Chad had said, rightly, that from now on Shalmaneser would be running Beninian affairs. But one could not abdicate all the responsibility to a machine. Some of it had to be processed, at least, by a human being empowered to make human decisions, and Norman was that person. For months he had moved in a state like a waking dream, barely concerned at what he ate or wore, impatient of his body when it grew tired, angry when its hormones imposed desires on him. All that counted was that the project should move smoothly, and in that at least he was well satisfied.
Ahead of schedule, they were transferring the control centre to an inflated dome on the outskirts of Port Mey. A new wide road connected it to the harbour, where dredgers had increased the draft of the ships it could accept by over a hundred per cent. Moles and sea-walls were going up: a colossal sludge-reservoir was being carved out of the coast a mile or two distant so that raw material from MAMP could be pumped up in slurry form through pipes bigger than a man was tall. Those pipes now were being reeled out on to the bed of the ocean by a fleet of five ships.
The proportion of coloured to white in Port Mey had suddenly been transformed as volunteers from a dozen countries outside Africa and GT staffers mingled with the natives. Housing developments, power-stations, vehicles, people—somehow, he had to keep their relationships clear in his mind.
So, when the message arrived on his desk one morning, he at first stared at it blankly.
Donald, it stated, had heard about the Beninia project and wanted to see it since it was being run by an old friend of his.

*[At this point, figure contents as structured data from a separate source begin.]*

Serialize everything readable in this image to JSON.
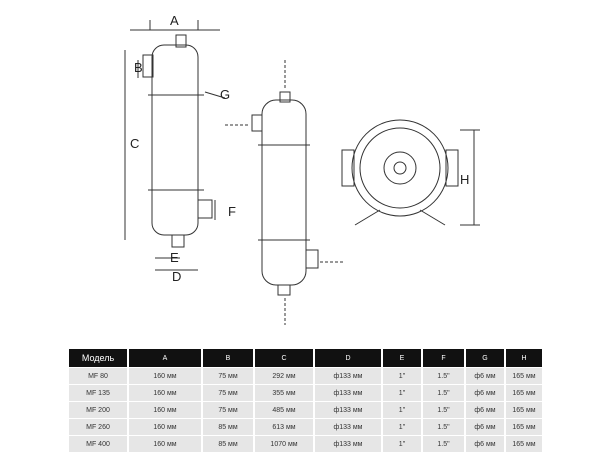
{
  "drawing": {
    "labels": {
      "A": "A",
      "B": "B",
      "C": "C",
      "D": "D",
      "E": "E",
      "F": "F",
      "G": "G",
      "H": "H"
    }
  },
  "table": {
    "headers": [
      "Модель",
      "A",
      "B",
      "C",
      "D",
      "E",
      "F",
      "G",
      "H"
    ],
    "rows": [
      [
        "MF 80",
        "160 мм",
        "75 мм",
        "292 мм",
        "ф133 мм",
        "1\"",
        "1.5\"",
        "ф6 мм",
        "165 мм"
      ],
      [
        "MF 135",
        "160 мм",
        "75 мм",
        "355 мм",
        "ф133 мм",
        "1\"",
        "1.5\"",
        "ф6 мм",
        "165 мм"
      ],
      [
        "MF 200",
        "160 мм",
        "75 мм",
        "485 мм",
        "ф133 мм",
        "1\"",
        "1.5\"",
        "ф6 мм",
        "165 мм"
      ],
      [
        "MF 260",
        "160 мм",
        "85 мм",
        "613 мм",
        "ф133 мм",
        "1\"",
        "1.5\"",
        "ф6 мм",
        "165 мм"
      ],
      [
        "MF 400",
        "160 мм",
        "85 мм",
        "1070 мм",
        "ф133 мм",
        "1\"",
        "1.5\"",
        "ф6 мм",
        "165 мм"
      ]
    ]
  }
}
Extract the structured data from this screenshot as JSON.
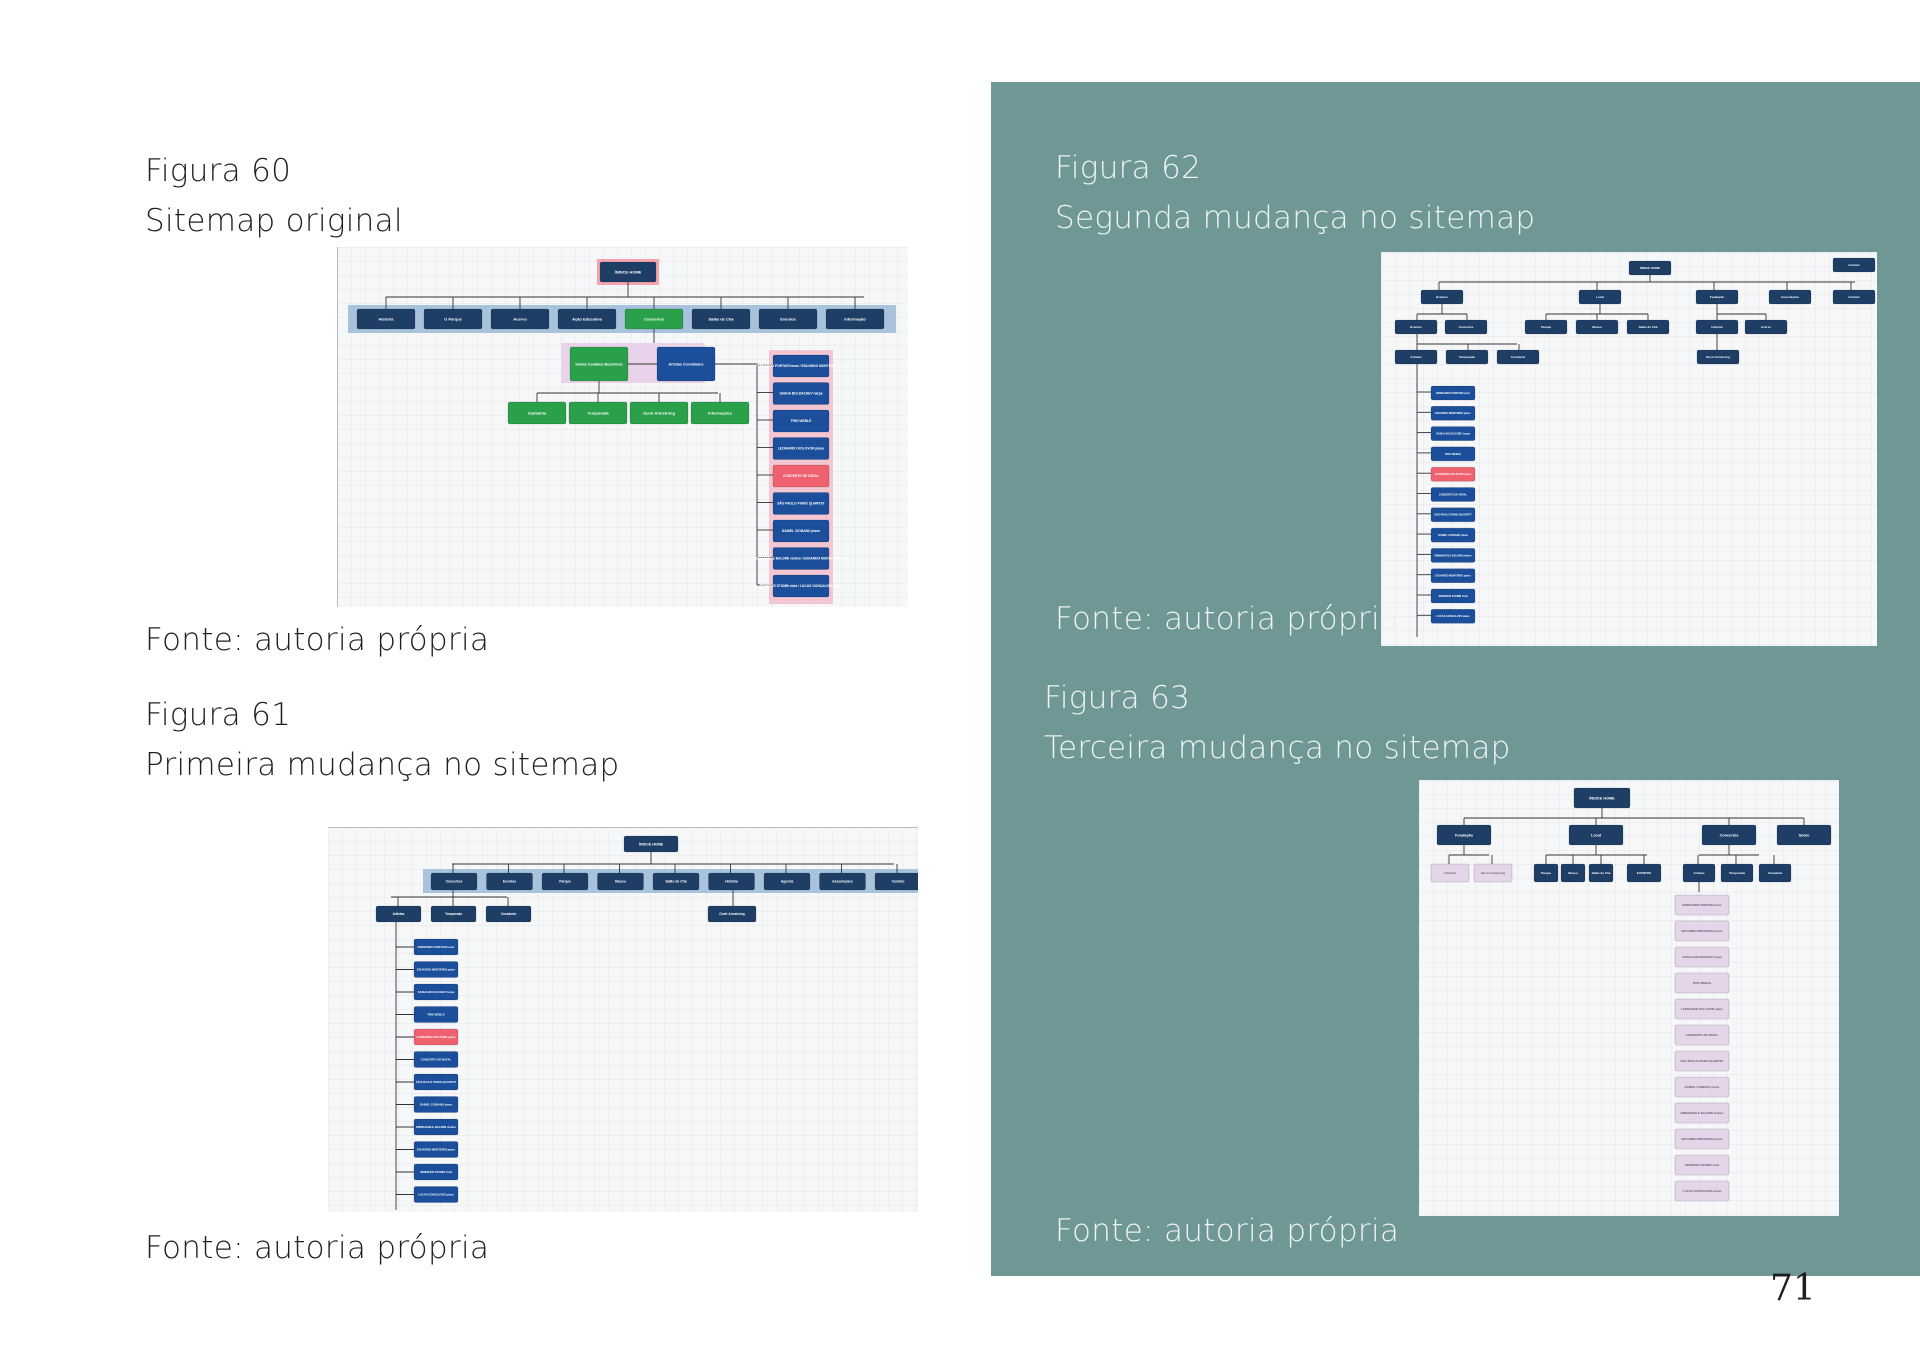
{
  "page_number": "71",
  "colors": {
    "panel": "#6f9796",
    "node_dark": "#1f3e66",
    "node_blue": "#1b4f9b",
    "node_green": "#2aa04a",
    "node_red": "#f06170",
    "node_lilac": "#e4d5e8"
  },
  "figures": [
    {
      "id": "fig60",
      "label": "Figura 60",
      "title": "Sitemap original",
      "source": "Fonte: autoria própria",
      "sitemap": {
        "root": "ÍNDICE HOME",
        "level1": [
          "História",
          "O Parque",
          "Acervo",
          "Ação Educativa",
          "Concertos",
          "Salão de Chá",
          "Eventos",
          "Informação"
        ],
        "level2": [
          "Shows Contatos Benefícios",
          "Artistas Convidados"
        ],
        "level3": [
          "Cantabria",
          "Temporada",
          "Ouvir Armstrong",
          "Informações"
        ],
        "artists": [
          "FERNANDO PORTARI tenor / EDUARDO MONTEIRO piano",
          "SASHA BOLDACHEV harpa",
          "TRIO WEBLE",
          "LEONARDO KOLOVOR piano",
          "CONCERTO DE NATAL",
          "SÃO PAULO PIANO QUARTET",
          "DANIEL CIOBANU piano",
          "EMMANUELE BALDINI violino / EDUARDO MONTEIRO piano",
          "JENNIFER STUMM viola / LUCAS GONÇALVES piano"
        ]
      }
    },
    {
      "id": "fig61",
      "label": "Figura 61",
      "title": "Primeira mudança no sitemap",
      "source": "Fonte: autoria própria",
      "sitemap": {
        "root": "ÍNDICE HOME",
        "level1": [
          "Concertos",
          "Eventos",
          "Parque",
          "Museu",
          "Salão de Chá",
          "História",
          "Agenda",
          "Associações",
          "Contato"
        ],
        "level2": [
          "Artistas",
          "Temporada",
          "Curadoria",
          "Ouvir Armstrong"
        ],
        "artists": [
          "FERNANDO PORTARI tenor",
          "EDUARDO MONTEIRO piano",
          "SASHA BOLDACHEV harpa",
          "TRIO WEBLE",
          "LEONARDO KOLOVOR piano",
          "CONCERTO DE NATAL",
          "SÃO PAULO PIANO QUARTET",
          "DANIEL CIOBANU piano",
          "EMMANUELE BALDINI violino",
          "EDUARDO MONTEIRO piano",
          "JENNIFER STUMM viola",
          "LUCAS GONÇALVES piano"
        ]
      }
    },
    {
      "id": "fig62",
      "label": "Figura 62",
      "title": "Segunda  mudança no sitemap",
      "source": "Fonte: autoria própria",
      "sitemap": {
        "root": "ÍNDICE HOME",
        "extra": "Contato",
        "level1": [
          "Eventos",
          "Local",
          "Fundação",
          "Associações",
          "Contato"
        ],
        "level2": [
          "Eventos",
          "Concertos",
          "Parque",
          "Museu",
          "Salão de Chá",
          "História",
          "Acervo",
          "Ouvir Armstrong"
        ],
        "level3": [
          "Artistas",
          "Temporada",
          "Curadoria"
        ],
        "artists": [
          "FERNANDO PORTARI tenor",
          "EDUARDO MONTEIRO piano",
          "SASHA BOLDACHEV harpa",
          "TRIO WEBLE",
          "LEONARDO KOLOVOR piano",
          "CONCERTO DE NATAL",
          "SÃO PAULO PIANO QUARTET",
          "DANIEL CIOBANU piano",
          "EMMANUELE BALDINI violino",
          "EDUARDO MONTEIRO piano",
          "JENNIFER STUMM viola",
          "LUCAS GONÇALVES piano"
        ]
      }
    },
    {
      "id": "fig63",
      "label": "Figura 63",
      "title": "Terceira mudança no sitemap",
      "source": "Fonte: autoria própria",
      "sitemap": {
        "root": "ÍNDICE HOME",
        "level1": [
          "Fundação",
          "Local",
          "Concertos",
          "Sobre"
        ],
        "level2a": [
          "História",
          "Ouvir Armstrong"
        ],
        "level2b": [
          "Parque",
          "Museu",
          "Salão de Chá",
          "EVENTOS"
        ],
        "level2c": [
          "Artistas",
          "Temporada",
          "Curadoria"
        ],
        "artists": [
          "FERNANDO PORTARI tenor",
          "EDUARDO MONTEIRO piano",
          "SASHA BOLDACHEV harpa",
          "TRIO WEBLE",
          "LEONARDO KOLOVOR piano",
          "CONCERTO DE NATAL",
          "SÃO PAULO PIANO QUARTET",
          "DANIEL CIOBANU piano",
          "EMMANUELE BALDINI violino",
          "EDUARDO MONTEIRO piano",
          "JENNIFER STUMM viola",
          "LUCAS GONÇALVES piano"
        ]
      }
    }
  ]
}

Would Mr. House be so kind as to indicate whether a visit from Mr. Hogan would be convenient?
There was a signature appended. Also there was a call code—somewhere in Washington, by the pattern of the numbers. Norman told an operator to get him a circuit and went back to what he was doing.
Eventually the screen lit with a reply, on a poor satellite connection suffering much interference from a storm in progress. However, Norman could determine that he was speaking to someone in a hospital office, wearing a white coverall.
“I’m Dr. Oldham, Mr. House. I gathered you received my message about your friend Donald Hogan.”
“Yes, of course. What I wanted to know was why he has to go through you to find out if he can call on me? I’d be delighted to see him again.”
There was a pause. “I should perhaps explain,” Dr. Oldham said at length, “that I’m calling from St. Faith’s Hospital, not from Washington as you may have suspected from the code we use. I don’t know if the name means anything to you?”
Norman said slowly, “Yes, of course. You’re the army psychiatric centre, aren’t you?”
“That is correct.” Oldham coughed. “Your friend underwent some very disturbing experiences while he was in—ah—yes, of course, his presence in Yatakang was public knowledge, wasn’t it? To be candid, he’s been insane for a considerable time and he’s even now suffering from the after-effects. This was why I wanted to sound you out.”
“Prophet’s beard,” Norman said. “Whatinole did you bleeders do to him?”
“Mr. House, that’s a very—”
“If you’re speaking from St. Faith’s you’re an officer, I guess. Colonel—general?”
“Of course—colonel—but one doesn’t use the—”
“Never mind. Suppose you answer my question?”
Oldham said stiffly,
“Lieutenant
Hogan was in a sense wounded in his country’s service and any other attitude to what has happened would be improper and unjustified. I hope that’s clear.”
“Have it your way,” Norman sighed. “All right, let’s stick to the orbit we were flying. You want to know if he can come and look over the Beninia project. Yes, he most certainly can, and if you’ve decided to discharge him from the service I’ll be happy to hire him myself. Tell him so—it might cheer him up if he’s depressed about something.”